Design and use of the biomolecular interaction network database (BIND) for storing and analyzing protein-protein interaction data

As genomics and proteomics technologies such as mass spectrometry, yeast two-hybrid, phage display and genetic interaction screens become more sensitive and robust, they are becoming more automated and high-throughput. These experimental systems are currently providing a wealth of data on genetic and molecular interactions and post-translational protein modifications. The Biomolecular Interaction Network Database (BIND - http://bind.ca) has been designed to store details about these molecular and genetic interactions, complexes and pathways and thus captures proteomics data in a computer readable format. Chemical reactions, photochemical activation and conformational changes can be described down to the atomic level of detail. Everything from small graph theory methods may be applied for data mining. The database can be used to study networks of interactions, to map pathways across taxonomic branches and to generate information for full pathway kinetic simulations. Currently, BIND is a web-based system that allows the database to be queried and for records to be entered. A Java applet to visually navigate the database and a BLAST against BIND service are both available via the web. BIND is an open community effort. All BIND records are in the public domain and source code for the project is made freely available under the GNU Public License. The system is designed so that both users and a curation staff can submit interactions described in the literature, which are then vetted.

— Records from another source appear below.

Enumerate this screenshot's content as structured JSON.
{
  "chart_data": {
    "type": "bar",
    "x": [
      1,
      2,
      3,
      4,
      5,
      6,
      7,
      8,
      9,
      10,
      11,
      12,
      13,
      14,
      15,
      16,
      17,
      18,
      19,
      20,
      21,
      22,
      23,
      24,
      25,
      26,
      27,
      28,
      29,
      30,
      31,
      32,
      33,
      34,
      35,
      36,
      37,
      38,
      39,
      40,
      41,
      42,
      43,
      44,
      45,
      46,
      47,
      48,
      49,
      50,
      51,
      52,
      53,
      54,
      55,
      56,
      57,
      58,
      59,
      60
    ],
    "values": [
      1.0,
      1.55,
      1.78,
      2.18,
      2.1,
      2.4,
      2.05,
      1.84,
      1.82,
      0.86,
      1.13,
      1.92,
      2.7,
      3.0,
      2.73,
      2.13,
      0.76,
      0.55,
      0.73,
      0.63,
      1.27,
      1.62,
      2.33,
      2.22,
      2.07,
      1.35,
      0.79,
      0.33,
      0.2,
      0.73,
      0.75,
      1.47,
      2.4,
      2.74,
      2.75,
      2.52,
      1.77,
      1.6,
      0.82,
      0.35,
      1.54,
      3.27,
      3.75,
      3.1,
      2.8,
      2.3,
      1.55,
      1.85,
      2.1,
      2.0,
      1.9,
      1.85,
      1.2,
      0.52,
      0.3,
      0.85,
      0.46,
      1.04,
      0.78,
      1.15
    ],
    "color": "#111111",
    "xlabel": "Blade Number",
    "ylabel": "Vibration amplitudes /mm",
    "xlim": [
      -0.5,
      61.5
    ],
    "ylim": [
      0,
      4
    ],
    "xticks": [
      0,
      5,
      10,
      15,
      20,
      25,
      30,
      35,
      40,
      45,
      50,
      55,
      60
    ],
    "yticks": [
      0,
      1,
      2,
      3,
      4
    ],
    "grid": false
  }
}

BIND has been used to manage and automatically discover new knowledge residing in large yeast protein-protein and genetic interaction networks in Saccharomyces cerevisiae determined using mass-spectrometry, phase-display, yeast two-hybrid and roboticized synthetic lethal screens. A system, called MCODE (Molecular Complex Detection), for automatically recognizing molecular complexes in large molecular interaction networks, has been devised. MCODE is based on the notion that densely connected regions of a molecular network, or graph, represent molecular complexes. The BIND project illustrates how a structured software development process focusing on the design phase provides a sturdy foundation for the future implementation of bioinformatics tools that solve real biological problems.